Admittedly, I am using my own experience on the question. Without the
experience, I would have had the common decency to remain quiet on the
issue.
> Reaching the "end node" is an exceptional case.
An exceptional case that happens with every run can hardly be called
exceptional.
> It is clear from the discussion that I'm not alone in viewing this as a
normal use of exceptions.
Nor am I alone.
I don't know what the best solution is--I'm not sufficiently familiar with
the OP's problem. Maybe it's not a common need and shouldn't be part of the
algorithm. Maybe making it part of the algorithm would slow it down too
much to be effective. Maybe exceptions are the best way to handle this in
light of everything else.
What I do know, as constrained by my experience, is that exceptions are not
usually used in this manner. It's different and a bit "tricky", but it
produces the results you need. This type of reasoning, in my experience, is
best met with suspicion, and should be approached in full awareness of the
issues. That doesn't make it wrong.
Jeff
-----Original Message-----
From: Steve M. Robbins [mailto:steven.robbins_at_[hidden]]
Sent: Thursday, September 19, 2002 11:39 AM
To: Boost-Users_at_[hidden]
Subject: Re: [Boost-Users] Re: [BGL] Best way to abort an algorithm from
withi n a visitor?
On Thu, Sep 19, 2002 at 11:04:12AM -0700, Jeff Faust wrote:
> > > Exceptions are meant for exceptional cases. [...]
> >
> > Define "exceptional cases". How exceptions work is well defined, and
> > therefore can be understood, whereas an "exceptional case" is always
> > assumed to be intuitively obvious.
>
> Something unexpected. The example give by the original poster is
describing
> a normal execution. This is not unexpected. It's strange to think that
> what occurs in the catch block is not error recover/reporting, but normal
> and expected execution. This is not an obvious usage of exceptions.

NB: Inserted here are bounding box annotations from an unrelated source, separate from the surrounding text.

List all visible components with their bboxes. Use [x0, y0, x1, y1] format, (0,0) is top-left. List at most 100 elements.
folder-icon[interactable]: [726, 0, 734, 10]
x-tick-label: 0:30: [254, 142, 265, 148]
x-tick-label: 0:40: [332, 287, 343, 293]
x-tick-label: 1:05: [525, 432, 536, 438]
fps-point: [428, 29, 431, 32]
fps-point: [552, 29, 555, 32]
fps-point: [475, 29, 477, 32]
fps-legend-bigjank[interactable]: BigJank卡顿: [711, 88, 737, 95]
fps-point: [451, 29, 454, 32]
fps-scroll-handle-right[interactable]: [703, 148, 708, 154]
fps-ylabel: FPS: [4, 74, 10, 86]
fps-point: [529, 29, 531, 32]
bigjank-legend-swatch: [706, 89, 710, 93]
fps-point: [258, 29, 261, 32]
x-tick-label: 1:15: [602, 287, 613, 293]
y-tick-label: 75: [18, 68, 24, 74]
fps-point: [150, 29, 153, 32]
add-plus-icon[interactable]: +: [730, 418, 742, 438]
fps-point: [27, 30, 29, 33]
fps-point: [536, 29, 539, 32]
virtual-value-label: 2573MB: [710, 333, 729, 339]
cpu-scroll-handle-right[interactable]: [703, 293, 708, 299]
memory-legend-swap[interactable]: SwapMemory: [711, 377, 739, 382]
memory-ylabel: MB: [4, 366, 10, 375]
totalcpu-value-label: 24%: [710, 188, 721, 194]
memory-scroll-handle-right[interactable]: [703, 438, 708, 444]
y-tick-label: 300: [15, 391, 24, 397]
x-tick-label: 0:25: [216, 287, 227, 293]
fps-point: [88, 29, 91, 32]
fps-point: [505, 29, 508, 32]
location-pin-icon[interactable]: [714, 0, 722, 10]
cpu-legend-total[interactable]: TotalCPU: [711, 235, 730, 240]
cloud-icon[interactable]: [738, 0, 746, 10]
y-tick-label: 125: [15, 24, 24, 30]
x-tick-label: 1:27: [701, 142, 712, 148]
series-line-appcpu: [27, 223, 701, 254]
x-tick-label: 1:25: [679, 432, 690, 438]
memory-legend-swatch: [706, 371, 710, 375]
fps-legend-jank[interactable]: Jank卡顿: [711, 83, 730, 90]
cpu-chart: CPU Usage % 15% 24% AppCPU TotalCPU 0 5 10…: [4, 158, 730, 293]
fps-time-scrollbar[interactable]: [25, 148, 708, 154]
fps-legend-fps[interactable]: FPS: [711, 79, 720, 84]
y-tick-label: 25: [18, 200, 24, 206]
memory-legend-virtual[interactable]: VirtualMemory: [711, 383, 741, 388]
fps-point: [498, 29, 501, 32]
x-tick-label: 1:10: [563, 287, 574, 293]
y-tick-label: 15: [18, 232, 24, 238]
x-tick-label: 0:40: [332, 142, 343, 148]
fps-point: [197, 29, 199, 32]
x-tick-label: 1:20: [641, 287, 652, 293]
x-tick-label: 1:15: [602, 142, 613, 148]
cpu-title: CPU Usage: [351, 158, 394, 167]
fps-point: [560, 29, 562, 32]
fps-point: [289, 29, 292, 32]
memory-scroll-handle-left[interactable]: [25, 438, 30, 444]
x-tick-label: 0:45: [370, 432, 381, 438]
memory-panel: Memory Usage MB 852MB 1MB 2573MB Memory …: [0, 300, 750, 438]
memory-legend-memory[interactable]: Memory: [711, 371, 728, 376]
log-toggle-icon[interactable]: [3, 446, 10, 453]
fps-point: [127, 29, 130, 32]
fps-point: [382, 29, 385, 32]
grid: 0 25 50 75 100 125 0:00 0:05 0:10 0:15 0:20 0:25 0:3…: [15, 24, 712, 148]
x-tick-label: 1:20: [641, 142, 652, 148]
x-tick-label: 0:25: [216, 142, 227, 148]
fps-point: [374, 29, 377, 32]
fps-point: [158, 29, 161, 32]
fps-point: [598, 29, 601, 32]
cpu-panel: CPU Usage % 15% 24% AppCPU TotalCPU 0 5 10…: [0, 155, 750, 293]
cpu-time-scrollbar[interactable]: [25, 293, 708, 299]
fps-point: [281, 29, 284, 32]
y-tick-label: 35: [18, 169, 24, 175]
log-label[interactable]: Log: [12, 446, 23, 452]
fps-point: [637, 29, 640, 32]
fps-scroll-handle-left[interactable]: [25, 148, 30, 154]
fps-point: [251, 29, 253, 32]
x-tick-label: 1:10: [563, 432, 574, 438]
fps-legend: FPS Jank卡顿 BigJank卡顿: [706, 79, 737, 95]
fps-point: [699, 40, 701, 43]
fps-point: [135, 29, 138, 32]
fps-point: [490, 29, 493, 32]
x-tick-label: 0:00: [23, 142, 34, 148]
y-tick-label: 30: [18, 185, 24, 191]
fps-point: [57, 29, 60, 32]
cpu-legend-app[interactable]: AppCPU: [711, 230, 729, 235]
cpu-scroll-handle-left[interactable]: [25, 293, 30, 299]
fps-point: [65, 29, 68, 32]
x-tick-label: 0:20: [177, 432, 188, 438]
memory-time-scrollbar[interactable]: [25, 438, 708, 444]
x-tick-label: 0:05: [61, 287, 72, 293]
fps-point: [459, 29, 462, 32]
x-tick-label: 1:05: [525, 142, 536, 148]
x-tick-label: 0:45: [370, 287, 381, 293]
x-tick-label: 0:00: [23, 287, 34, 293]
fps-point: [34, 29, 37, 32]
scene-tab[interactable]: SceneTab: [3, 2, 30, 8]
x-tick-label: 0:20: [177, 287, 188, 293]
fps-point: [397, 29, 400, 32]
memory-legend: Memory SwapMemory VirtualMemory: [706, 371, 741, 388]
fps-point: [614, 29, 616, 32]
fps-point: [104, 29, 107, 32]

I think you're imposing your own experience on the question. In the
case at hand, using an exception seemed perfectly natural to *me*, for
all the reasons that Jeremy just outlined. It is clear from the discussion
that I'm not alone in viewing this as a normal use of exceptions.
Think of it this way: the normal course of action for a "visitor" is
to process a node. Reaching the "end node" is an exceptional case.